The housing crisis left many families facing great financial losses and financial institutions facing extreme losses. It can be accredited in large part to mortgage backed securities (MBS), which are shares of a home loan that are sold to investors. But to really understand an MBS, you need to know how they originate.
How a mortgage backed security is created
Jim wants to buy a home and is approved for a mortgage from the bank. The bank will give Jim the money to purchase his home if he agrees to pay them back on a regular basis.
Now the bank has two options.
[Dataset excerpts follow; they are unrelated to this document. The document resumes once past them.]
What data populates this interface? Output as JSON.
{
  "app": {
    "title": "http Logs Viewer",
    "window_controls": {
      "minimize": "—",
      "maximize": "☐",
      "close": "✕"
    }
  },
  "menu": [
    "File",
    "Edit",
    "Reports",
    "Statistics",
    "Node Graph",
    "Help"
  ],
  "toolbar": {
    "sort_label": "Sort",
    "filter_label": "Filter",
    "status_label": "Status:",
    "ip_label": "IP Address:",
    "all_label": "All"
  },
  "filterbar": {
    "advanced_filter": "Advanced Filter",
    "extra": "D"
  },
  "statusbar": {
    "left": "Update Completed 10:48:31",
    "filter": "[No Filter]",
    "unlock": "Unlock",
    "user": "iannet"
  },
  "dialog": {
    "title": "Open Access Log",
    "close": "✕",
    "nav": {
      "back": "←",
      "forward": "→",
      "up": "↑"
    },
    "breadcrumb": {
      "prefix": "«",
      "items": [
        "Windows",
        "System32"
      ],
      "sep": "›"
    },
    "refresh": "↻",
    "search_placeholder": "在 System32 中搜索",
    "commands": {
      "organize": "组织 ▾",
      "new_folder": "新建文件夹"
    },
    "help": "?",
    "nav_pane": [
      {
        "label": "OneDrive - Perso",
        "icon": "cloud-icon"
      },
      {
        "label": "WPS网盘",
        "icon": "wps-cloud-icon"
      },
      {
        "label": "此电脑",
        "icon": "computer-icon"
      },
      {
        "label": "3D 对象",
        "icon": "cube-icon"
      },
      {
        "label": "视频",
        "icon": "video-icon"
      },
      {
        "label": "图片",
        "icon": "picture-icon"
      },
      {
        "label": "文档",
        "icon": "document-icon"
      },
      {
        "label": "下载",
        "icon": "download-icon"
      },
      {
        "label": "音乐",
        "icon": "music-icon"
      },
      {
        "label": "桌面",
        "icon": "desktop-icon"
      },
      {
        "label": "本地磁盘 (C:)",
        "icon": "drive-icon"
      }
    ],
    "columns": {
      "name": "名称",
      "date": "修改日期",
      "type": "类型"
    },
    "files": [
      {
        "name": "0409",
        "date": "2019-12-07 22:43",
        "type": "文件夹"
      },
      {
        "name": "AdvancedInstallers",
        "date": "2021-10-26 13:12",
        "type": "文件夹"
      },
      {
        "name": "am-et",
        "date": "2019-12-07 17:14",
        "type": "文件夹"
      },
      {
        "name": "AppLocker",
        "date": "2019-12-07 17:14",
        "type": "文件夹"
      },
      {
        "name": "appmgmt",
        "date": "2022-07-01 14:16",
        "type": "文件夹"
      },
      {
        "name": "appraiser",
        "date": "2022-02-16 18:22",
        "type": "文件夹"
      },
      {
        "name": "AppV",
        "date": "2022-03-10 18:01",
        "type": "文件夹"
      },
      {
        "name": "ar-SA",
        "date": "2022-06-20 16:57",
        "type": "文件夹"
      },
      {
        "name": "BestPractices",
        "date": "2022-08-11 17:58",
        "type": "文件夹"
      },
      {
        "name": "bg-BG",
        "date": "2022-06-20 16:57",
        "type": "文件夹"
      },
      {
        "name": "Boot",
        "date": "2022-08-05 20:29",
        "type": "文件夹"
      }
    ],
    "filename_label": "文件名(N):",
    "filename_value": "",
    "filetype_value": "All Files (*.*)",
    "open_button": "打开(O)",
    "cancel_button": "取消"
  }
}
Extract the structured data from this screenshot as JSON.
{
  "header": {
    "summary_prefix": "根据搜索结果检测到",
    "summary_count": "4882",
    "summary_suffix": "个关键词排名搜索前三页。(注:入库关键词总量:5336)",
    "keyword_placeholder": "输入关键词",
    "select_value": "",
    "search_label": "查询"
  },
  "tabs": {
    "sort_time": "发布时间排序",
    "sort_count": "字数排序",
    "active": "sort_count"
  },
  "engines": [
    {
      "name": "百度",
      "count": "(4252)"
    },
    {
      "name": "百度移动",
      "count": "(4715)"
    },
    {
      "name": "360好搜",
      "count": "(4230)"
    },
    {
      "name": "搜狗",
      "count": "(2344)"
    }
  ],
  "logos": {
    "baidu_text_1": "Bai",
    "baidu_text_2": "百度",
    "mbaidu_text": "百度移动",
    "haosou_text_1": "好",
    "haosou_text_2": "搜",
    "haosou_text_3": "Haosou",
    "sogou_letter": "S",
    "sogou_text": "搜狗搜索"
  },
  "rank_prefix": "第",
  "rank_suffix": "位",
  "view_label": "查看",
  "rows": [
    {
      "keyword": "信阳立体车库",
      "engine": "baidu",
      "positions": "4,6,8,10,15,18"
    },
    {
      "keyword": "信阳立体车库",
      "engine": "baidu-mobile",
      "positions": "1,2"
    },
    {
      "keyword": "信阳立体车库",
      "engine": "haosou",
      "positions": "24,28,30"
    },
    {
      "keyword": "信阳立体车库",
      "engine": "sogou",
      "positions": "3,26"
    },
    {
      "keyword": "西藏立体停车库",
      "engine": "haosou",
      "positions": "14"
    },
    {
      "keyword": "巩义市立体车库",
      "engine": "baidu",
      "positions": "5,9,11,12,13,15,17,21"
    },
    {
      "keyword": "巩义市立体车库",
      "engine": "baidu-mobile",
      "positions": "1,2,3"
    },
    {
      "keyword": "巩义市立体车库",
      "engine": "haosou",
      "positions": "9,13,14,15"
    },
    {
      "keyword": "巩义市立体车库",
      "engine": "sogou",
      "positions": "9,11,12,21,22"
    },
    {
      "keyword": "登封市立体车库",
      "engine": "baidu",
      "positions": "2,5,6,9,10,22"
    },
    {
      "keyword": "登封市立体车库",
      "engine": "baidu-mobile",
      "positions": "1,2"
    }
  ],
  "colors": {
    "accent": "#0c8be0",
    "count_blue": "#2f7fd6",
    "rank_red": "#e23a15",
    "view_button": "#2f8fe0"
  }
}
They can either:
- Collect the money that Jim’s repaying on his loan, plus interest over the next several years
- Or sell the loan to Company X, providing the bank with more cash to make more loans, and they can collect a fee before they pass the rest of Jim’s monthly payment to Company X
The bank chose the latter option. Conveniently, Company X purchased 999 other loans from different banks that have similar interest rates and terms to Jim’s loan, so they add his to the pool. The pool is now called a mortgage backed security. Company X then sells parts of the pool to investors, so they have new funds to purchase more mortgages, create more MBSs and sell parts of them off to investors.
To recap, when Jim makes his monthly mortgage payment to the bank, they keep a fee and send the rest of the money to Company X. Company X then collects a fee and passes what’s left of the mortgage to the investors who purchased the MBS. By the time the housing crisis of 2008 hit, home loans became so divided and spread around that it was possible a homeowner could unknowingly own shares in their own mortgage.
Where it failed
MBSs used to yield a high return, because they were based on quality mortgages made to a limited amount of dependable borrowers. To increase profits, banks lowered their standards and granted loans to subprime borrowers who had low credit ratings and a high risk of defaulting on their loan. That didn’t matter, because the bank no longer takes on the risk of a loan default with a MBS, they simply issue it to the borrower and quickly sell it to another company that will have to take on the risks. Standards were lowered so much that people who may have been unemployed as far as the lender knew received loans for hundreds of thousands of dollars.
When subprime borrowers stopped making payments on their mortgages, because they couldn’t afford the monthly payments, the nation saw a significant increase in home loan defaults. The ceased payments left MBS investments completely worthless or at best performing badly, exacerbating the financial devastation faced during the housing crisis.